STAGE 4: Reflection and Introspection
You go inwards in this stage and now that the initial tsunami of emotions has subsided, you start to reflect on why the relationship ended and what went wrong. You want to curl up into your shell. You might even end up blaming yourself for why it ended.
What you can do: This is the depression phase. This is going to hit the hardest but this is also the last phase before you heal, so you’re almost there! So prepare well. Stock up on comforting teas, blankets, good books (no romance novels please!), comfort food and Netflix. Arrange for someone to come in to cook and clean. This way, when the depression hits, you’ll have everything around to comfort you and you won’t live in a mess. A clean house and hot meals are very comforting. Then allow the floodgates to open. Let all the tears come. Stay in bed for as long as you want. Its your heart letting go, its temporary pain. If you blame yourself, jot down the points where you think it was your fault (Could you have made any of these communication mistakes?) Once this phase is over, revisit that list and see how accurate you were. Our mind plays tricks on us when we’re sad and tells us lies. If you later find some truth in the mistakes you think you made, talk to a relationship coach for a while and rectify them so that you don’t repeat the same pattern in your next relationship.

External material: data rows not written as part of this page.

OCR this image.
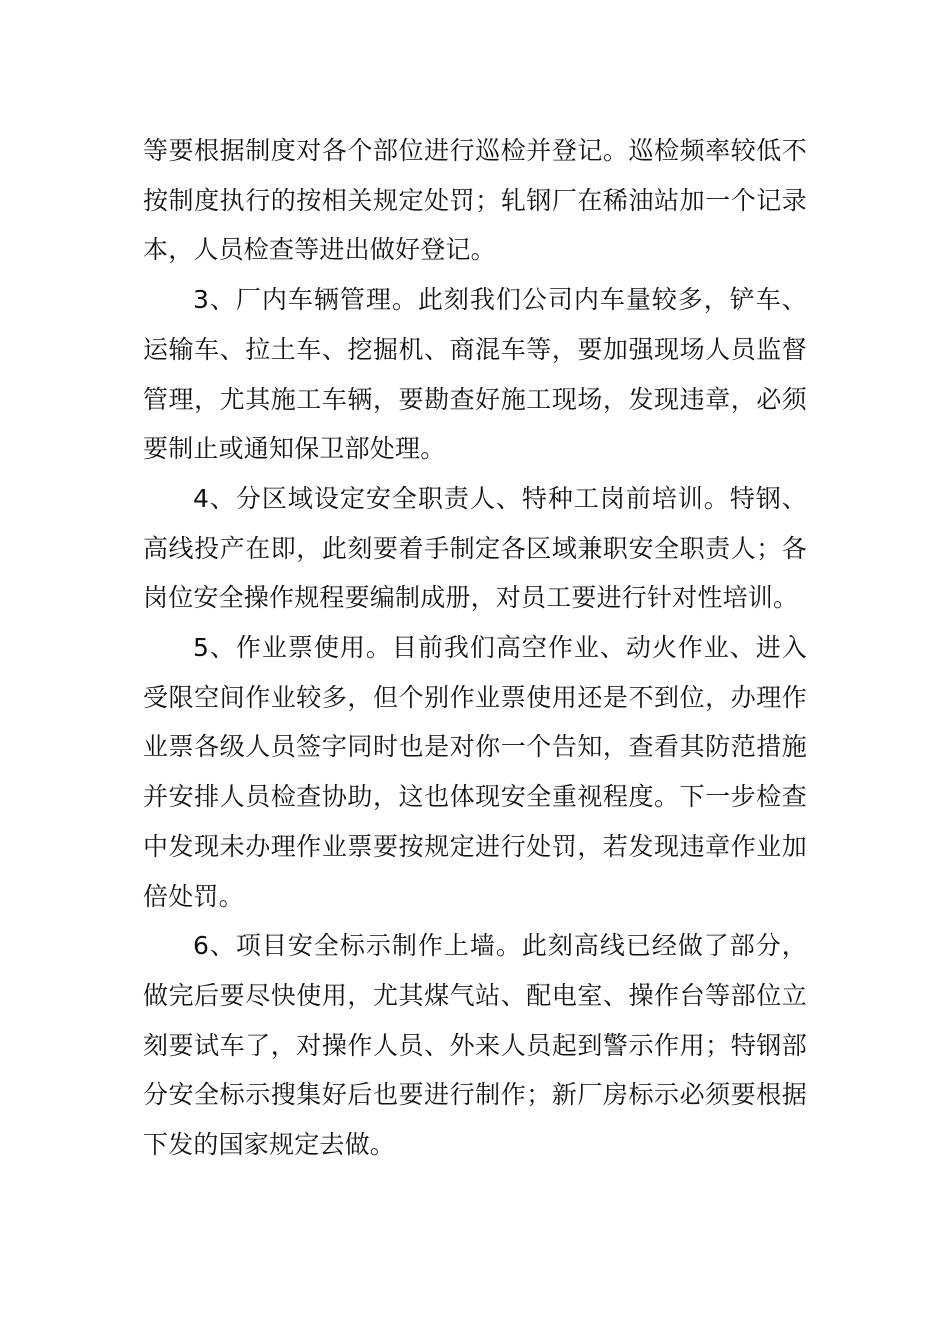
等要根据制度对各个部位进行巡检并登记。巡检频率较低不按制度执行的按相关规定处罚；轧钢厂在稀油站加一个记录本，人员检查等进出做好登记。

3、厂内车辆管理。此刻我们公司内车量较多，铲车、运输车、拉土车、挖掘机、商混车等，要加强现场人员监督管理，尤其施工车辆，要勘查好施工现场，发现违章，必须要制止或通知保卫部处理。

4、分区域设定安全职责人、特种工岗前培训。特钢、高线投产在即，此刻要着手制定各区域兼职安全职责人；各岗位安全操作规程要编制成册，对员工要进行针对性培训。

5、作业票使用。目前我们高空作业、动火作业、进入受限空间作业较多，但个别作业票使用还是不到位，办理作业票各级人员签字同时也是对你一个告知，查看其防范措施并安排人员检查协助，这也体现安全重视程度。下一步检查中发现未办理作业票要按规定进行处罚，若发现违章作业加倍处罚。

6、项目安全标示制作上墙。此刻高线已经做了部分，做完后要尽快使用，尤其煤气站、配电室、操作台等部位立刻要试车了，对操作人员、外来人员起到警示作用；特钢部分安全标示搜集好后也要进行制作；新厂房标示必须要根据下发的国家规定去做。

What friends can do to help: Do exactly what you would do for someone who was grieving. Take them food, sit with them, allow them to cry, don’t push them to ‘forget about it’. Just be there for them while they process it. This phase only requires a solid presence by their side that can act as a sounding board. They don’t really need action.
STAGE 5: Recovery Road!
This one doesn’t really need any tips because this will feel good on its own. You have gone through all the emotions and now you’re ready to move forward. Just avoid rebounds. They rarely end well. Figure out who you have become now after this experience, rather than wanting the old person back because you WILL change, but not necessarily in a bad way. So get back to mainstream life slowly. Your interest will start coming back into activities that gave you joy earlier. Some of the old stuff you liked might have given way to something new you want to try. That’s okay! You haven’t changed as a person so don’t be scared. Embrace the growth and change and clear space in your heart for new love. You might even want to enlist the help of a relationship coach to help you clear the negativity and clean that space!
And that’s it! We’re done! You’ve successfully laid your dead relationship to rest and you are now ready to move forward! If you have recently gone through a heartbreak, come and tell me your story. Maybe someone else can find solace in what helped you go through it. Lots of love and light to you!